The Senator smiled as he listened to Roy L. Ash, the new director of the White House Office of Management and Budget, testifying that the President had the right to withhold appropriated funds. Mr. Ervin made his point by instructing an aide to give Mr. Ash a blue, paperbound copy of the United States Constitution.

[From the New York Times, Feb. 7, 1973]

WIDE SPENDING REFORMS URGED IN CONGRESS STUDY-OFFICIAL UPHOLDS NIXON

(By James M. Naughton)

WASHINGTON, Feb. 6-The new Deputy Attorney General, Joseph T. Sneed, told members of Congress today that President Nixon had an implied constitutional right to refuse to spend money as Congress directed.

But members of the Senate Judiciary Subcommittee on separation of Powers countered that the Nixon Administration was trying to rewrite the United States Constitution and that Mr. Sneed's attitude was reminiscent of the President Ferdinand E. Marcos when he recently abolished the Philippine National Assembly.

One Senator went so far as to tell Mr. Sneed that in explaining the President's cutbacks in domestic programs, "you put up the best possible defense you could for a guilty client."

VETOES FORECAST

The committee debate over a Senate proposal to require the President to spend congressionally appropriated money was by turns contentious, scholarly, humorous and esoteric. It represented the high point thus far of an angry clash between Congress and the President over conflicting views on national spending priorities.

Republican Congressional leaders declared after a meeting with Mr. Nixon this morning that the President was determined to hold down Federal spending and would veto a "very substantial” number of appropriation measures if they conflicted with the White House goal.

The House of Representatives scheduled floor action tomorrow, nonetheless, on a proposal that would require Mr.

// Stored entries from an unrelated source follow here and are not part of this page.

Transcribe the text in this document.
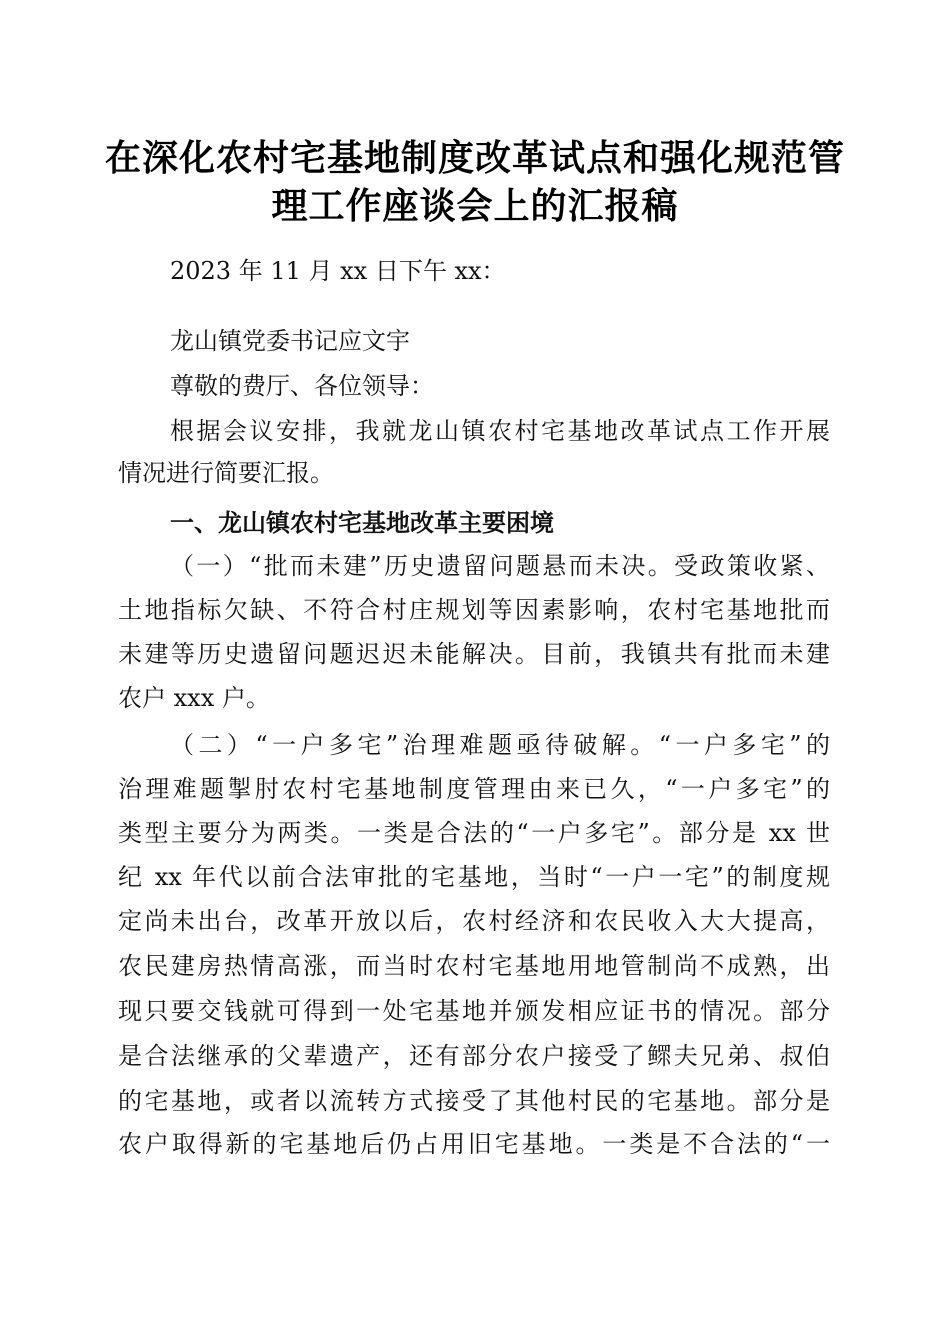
在深化农村宅基地制度改革试点和强化规范管
理工作座谈会上的汇报稿
2023 年 11 月 xx 日下午 xx：
龙山镇党委书记应文宇
尊敬的费厅、各位领导：
根据会议安排，我就龙山镇农村宅基地改革试点工作开展
情况进行简要汇报。
一、龙山镇农村宅基地改革主要困境
（一）“批而未建”历史遗留问题悬而未决。受政策收紧、
土地指标欠缺、不符合村庄规划等因素影响，农村宅基地批而
未建等历史遗留问题迟迟未能解决。目前，我镇共有批而未建
农户 xxx 户。
（二）“一户多宅”治理难题亟待破解。“一户多宅”的
治理难题掣肘农村宅基地制度管理由来已久，“一户多宅”的
类型主要分为两类。一类是合法的“一户多宅”。部分是 xx 世
纪 xx 年代以前合法审批的宅基地，当时“一户一宅”的制度规
定尚未出台，改革开放以后，农村经济和农民收入大大提高，
农民建房热情高涨，而当时农村宅基地用地管制尚不成熟，出
现只要交钱就可得到一处宅基地并颁发相应证书的情况。部分
是合法继承的父辈遗产，还有部分农户接受了鳏夫兄弟、叔伯
的宅基地，或者以流转方式接受了其他村民的宅基地。部分是
农户取得新的宅基地后仍占用旧宅基地。一类是不合法的“一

Nixon to release $225-million in rural conservation funds that the White House has withheld from the current budget. Mr. Sneed, who was sworn in last week as the number two official of the Justice Department, said that a proposal to force Mr. Nixon to seek Congressional approval each time he wanted to impound appropriated funds was probably unconstitutional and would reduce the President to the status of a "chief clerk." The Deputy Attorney General, presenting the first detailed rationale for the President's refusal to spend more than $8-billion appropriated by Congress, said in prepared testimony that the President was sworn to uphold "all" the laws. Thus, he contended, if appropriations bill appeared to conflict with Congressional mandates limiting the national debt, curtailing inflation or seeking full employment, the President was empowered to impound appropriations.

ABOLITION RIGHT UPHELD

At one point during long questioning he told Senator Charles H. Percy, Republican of Illinois, that the President's powers allowed him to abolish programs by withholding their total appropriations.

Mr. Sneed also disavowed a 1969 memorandum in which William H. Rehnquist an Assistant Attorney General later appointed to the Supreme Court by Mr. Nixon-advised the White House that the refusal to spend appropriated money "is supported by neither reason nor precedent."

Senator Percy recalling that Mr. Nixon had described Mr. Rehnquist as "the President's counsel," asked if Mr. Sneed was suggesting the Associate Justice had used faulty judgment.

"We think it was erroneous," Mr. Sneed replied.

The crowded hearing room erupted in laughter when Senator Sam J. Ervin Jr., Democrat of North Carolina, said "The President didn't appoint him [Mr. Rehnquist] to the Supreme Court because he gave him erroneous legal advice, did he?

Mr. Sneed's response was inaudible.

CHALLENGE BY MUSKIE

Senator Edmund S. Muskie, Democrat of Maine, sharply challenged the Administration viewpoint as Mr. Sneed gave it. Mr. Muskie said that Mr. Sneed's testimony was "very much like the tone of a speech made by the President of the Philippines as a justification for eliminating the National Assembly."